Bei den Lösungen handelt es sich jedoch nicht um Ware vom Fließband. Jeder Multitouch-Tisch wird individuell für die jeweiligen Ansprüche gefertigt und mit der entsprechenden Software bespielt. So findet sich der Tisch an ganz unterschiedlichen Orten wie dem Bundespresseamt, dem Vereinsmuseum des Fußballvereins Borussia Mönchengladbach oder dem Naturkundemuseum Berlin. Kein Tisch gleicht dem anderen. Die Technologie kommt dabei häufig in neuer Kombination oder einem neuen Gebiet zum Einsatz:
“Wir entwickeln weniger neue Technologien, als dass wir vorhandene Technologien neuartig einsetzen und kombinieren. Unser Multitouch-Tisch z.B. hat einen Personensensor, damit der Tisch weiß, in welche Richtung er die Inhalte öffnen soll. Er scannt mit einem 360°-Laser die Füße und kann detektieren, wo da einer geht oder steht. Der Laser ist fertig zu kaufen, der kommt aus dem Automobilbereich, aber die Idee das da einzubauen und gewinnbringend in die Software zu integrieren, das ist neu und das machen wir.”

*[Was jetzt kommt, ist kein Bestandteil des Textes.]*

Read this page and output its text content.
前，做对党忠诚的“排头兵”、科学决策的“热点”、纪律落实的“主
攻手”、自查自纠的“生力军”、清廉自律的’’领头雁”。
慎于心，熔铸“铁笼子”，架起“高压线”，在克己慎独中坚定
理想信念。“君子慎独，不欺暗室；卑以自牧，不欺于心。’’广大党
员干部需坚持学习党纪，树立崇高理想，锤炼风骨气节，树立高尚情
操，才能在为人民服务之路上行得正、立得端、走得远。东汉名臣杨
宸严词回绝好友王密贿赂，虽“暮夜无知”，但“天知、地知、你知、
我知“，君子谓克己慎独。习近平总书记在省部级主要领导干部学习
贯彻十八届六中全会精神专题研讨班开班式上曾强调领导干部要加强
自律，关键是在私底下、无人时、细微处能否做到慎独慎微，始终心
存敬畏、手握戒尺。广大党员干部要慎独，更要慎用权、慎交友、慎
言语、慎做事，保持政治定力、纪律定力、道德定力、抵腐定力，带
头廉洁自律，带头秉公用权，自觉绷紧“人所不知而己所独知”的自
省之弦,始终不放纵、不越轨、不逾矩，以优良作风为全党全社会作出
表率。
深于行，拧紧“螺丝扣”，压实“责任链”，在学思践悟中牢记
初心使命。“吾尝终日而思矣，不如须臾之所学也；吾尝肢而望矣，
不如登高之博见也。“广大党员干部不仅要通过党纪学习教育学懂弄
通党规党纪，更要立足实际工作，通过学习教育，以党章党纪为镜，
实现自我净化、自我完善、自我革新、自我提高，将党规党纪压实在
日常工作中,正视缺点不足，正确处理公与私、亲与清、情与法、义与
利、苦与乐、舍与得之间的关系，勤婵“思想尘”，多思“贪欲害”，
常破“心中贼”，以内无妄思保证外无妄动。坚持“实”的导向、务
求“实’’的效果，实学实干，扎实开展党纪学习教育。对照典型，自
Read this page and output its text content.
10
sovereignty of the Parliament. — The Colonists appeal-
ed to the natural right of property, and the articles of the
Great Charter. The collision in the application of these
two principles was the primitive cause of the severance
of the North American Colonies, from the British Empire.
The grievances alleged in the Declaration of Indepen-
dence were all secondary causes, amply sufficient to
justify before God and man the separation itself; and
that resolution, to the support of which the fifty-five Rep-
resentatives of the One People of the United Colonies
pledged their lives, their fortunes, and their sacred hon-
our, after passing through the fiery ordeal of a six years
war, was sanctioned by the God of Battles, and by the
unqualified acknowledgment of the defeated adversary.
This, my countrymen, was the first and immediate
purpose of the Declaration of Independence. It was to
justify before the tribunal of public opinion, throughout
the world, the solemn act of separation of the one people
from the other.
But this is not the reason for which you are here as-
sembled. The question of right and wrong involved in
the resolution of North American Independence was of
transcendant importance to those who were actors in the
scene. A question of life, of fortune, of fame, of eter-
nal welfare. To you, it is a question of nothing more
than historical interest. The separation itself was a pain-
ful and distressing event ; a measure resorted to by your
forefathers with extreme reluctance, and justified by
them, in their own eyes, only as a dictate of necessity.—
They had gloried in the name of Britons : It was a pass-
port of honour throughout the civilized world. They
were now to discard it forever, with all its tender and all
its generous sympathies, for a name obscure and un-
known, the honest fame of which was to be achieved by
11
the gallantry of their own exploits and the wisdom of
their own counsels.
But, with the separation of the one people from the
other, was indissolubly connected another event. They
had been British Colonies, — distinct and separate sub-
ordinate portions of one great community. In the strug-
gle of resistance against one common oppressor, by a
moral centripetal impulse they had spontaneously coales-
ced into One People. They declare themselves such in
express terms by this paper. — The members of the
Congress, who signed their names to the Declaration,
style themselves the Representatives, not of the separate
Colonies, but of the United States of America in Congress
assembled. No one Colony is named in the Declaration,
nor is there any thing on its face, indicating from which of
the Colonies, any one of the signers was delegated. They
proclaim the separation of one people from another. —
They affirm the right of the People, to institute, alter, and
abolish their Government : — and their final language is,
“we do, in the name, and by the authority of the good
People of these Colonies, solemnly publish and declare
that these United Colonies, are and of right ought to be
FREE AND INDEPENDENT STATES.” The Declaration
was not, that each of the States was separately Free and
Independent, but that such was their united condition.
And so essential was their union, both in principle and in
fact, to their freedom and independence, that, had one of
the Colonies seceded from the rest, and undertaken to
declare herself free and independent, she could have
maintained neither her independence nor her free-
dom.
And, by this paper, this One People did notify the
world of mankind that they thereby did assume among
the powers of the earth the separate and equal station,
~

Multisensorische Sensibilisierung
Zusammen mit der Berliner Agentur Super an der Spree hat Garamantis die 360°-Klimakuppel für das Bundesministerium für wirtschaftliche Zusammenarbeit und Entwicklung realisiert. Zielsetzung war, den Klimawandel virtuell erfahrbar zu machen und die Besucher*innen mit einem immersiven Erlebnis für seine katastrophalen Folgen zu sensibilisieren. Wer die Kuppel betritt, kann mittels einer 360°-VR-Technologie virtuell nach Madagaskar reisen, wo die Auswirkungen des Klimawandels bereits erhebliche Schäden anrichten. Zusätzlich werden im Inneren der Klimakuppel Hitze, Wind und Gerüche erzeugt, um die Immersion und deren multisensorische Wirkung zu verstärken.
Eine solch intensive Erfahrung ist an den physischen Raum gekoppelt. Und genau darum geht es dem Team von Garamantis, erzählt Andreas.
“Wir haben auch Versuche mit Web-Technologien gemacht und da auch Lösungen gefunden. Aber damit lässt sich kein immersives und gemeinschaftliches Erlebnis erreichen. Die Idee hinter Web-Technologie ist ja, dass sich jede*r, von jedem Ort, mit jedem Device und mit egal welcher Auflösung einwählen kann. Und die Kompromisse, die wir da eingehen müssen, sind so unglaublich groß, dass nicht mehr viel von dem Erlebnis übrig bleibt. Deshalb arbeiten wir lieber vor Ort mit leistungsstarken Maschinen und zeigen, was alles möglich ist. Etwas anderes kann sich das Team auch nicht vorstellen.”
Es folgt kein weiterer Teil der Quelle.